Runner Types

Understanding how the runner layer is structured makes it easier to reason about performance trade‑offs, observer support, and how the fast-path API diverges from the ordinary wrapper loop.

Ordinary runners

run_with_wrapper (see src/dynlib/runtime/wrapper.py) orchestrates the default execution path. It:

converts Sim knobs (t0/tend, adaptive flags, discrete horizons, stop phases, selective recording choices, observers, etc.) into buffers and scalar inputs that match the frozen runner ABI.
allocates recording/event arrays and workspaces once, then calls a RunnerVariant.BASE or RunnerVariant.ANALYSIS runner through runner_variants.get_runner.
handles runner signals such as GROW_REC, GROW_EVT, DONE, EARLY_EXIT, USER_BREAK, or NAN_DETECTED, growing buffers or pausing/resuming as needed so the compiled kernel never has to reallocate memory.
copies final state/dt, traces, and observer metadata into a Results object before returning. The wrapper therefore keeps the hot loop lean and lets the compiled runner focus on numerical stepping.

Because this path tracks events, variable recording lengths, stop phases, and growth codes, we call it the ordinary runner. It is the most flexible runner and the one used by Sim.run unless fastpath execution is explicitly requested. Both the continuous (ODE) and discrete (map) steppers share the ordinary runner templates (RunnerVariant.BASE or RunnerVariant.ANALYSIS with discrete flag), so the wrapper can handle time-based horizons and iteration-budget horizons with the same ABI.

Fast-path runners

runtime/fastpath/executor.py drives the specialized, fixed-step path. The executor allocates everything upfront (workspaces, selective recording buffers, stop flags, variational hooks) and then calls runner_variants.get_runner with RunnerVariant.FASTPATH or RunnerVariant.FASTPATH_ANALYSIS.

Fast-path runners are stripped down:

no event-log growth or sticky buffer resizing—everything is sized based on the chosen RecordingPlan (via RecordingPlan.capacity) before the first invocation.
no GROW_* statuses; the runner assumes the buffers it received are large enough, which keeps the loop tight.
no event/interruption loop inside the runner template itself; the executor is responsible for any preparatory transient warm-up, final trimming, and metadata construction.

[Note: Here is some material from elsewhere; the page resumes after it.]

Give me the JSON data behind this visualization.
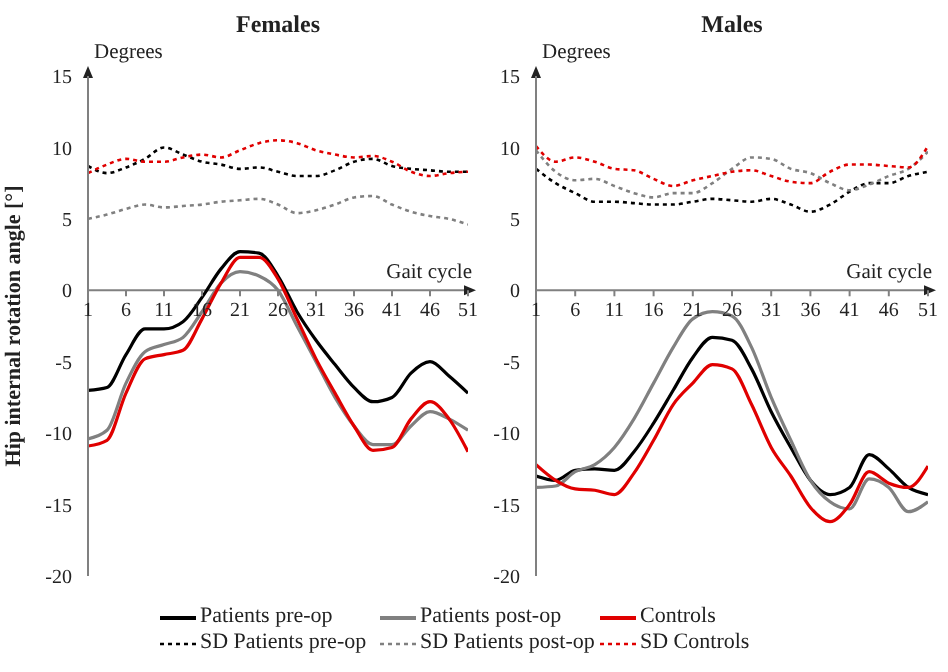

This makes fast-path runners ideal for repeated batch runs (run_batch_fastpath), throughput benchmarks, or any scenario where you can guarantee fixed-step sizes and memory caps. The executor still marshals observer traces, variational hooks, and runtime workspaces, but it does so outside the numerically hot loop.

Analysis runners

Whenever observers are attached, both the ordinary and fast-path runners switch to an analysis variant:

RunnerVariant.ANALYSIS (wrapper path) and RunnerVariant.FASTPATH_ANALYSIS (fast-path path) inject the observer hooks as globals (ANALYSIS_PRE and ANALYSIS_POST) so the wrapper or executor does not need to pass function handles through the runner ABI.
runner_variants.compile_analysis_hooks resolves ObserverModule.resolve_hooks, pre-compiles both hooks (or uses a no-op fallback), and stores them in the runner cache key, which includes analysis_signature_hash.
The analysis runners also wire up analysis_ws, analysis_out, and trace buffers, plus they honor analysis.trace.record_interval() and metadata such as analysis_kind, so users can capture side-channel data alongside the main simulation steps.
Variational observers can supply a runner_variational_step callback that the runner calls instead of the default stepper, allowing hooks to adjust proposals without breaking JIT compatibility.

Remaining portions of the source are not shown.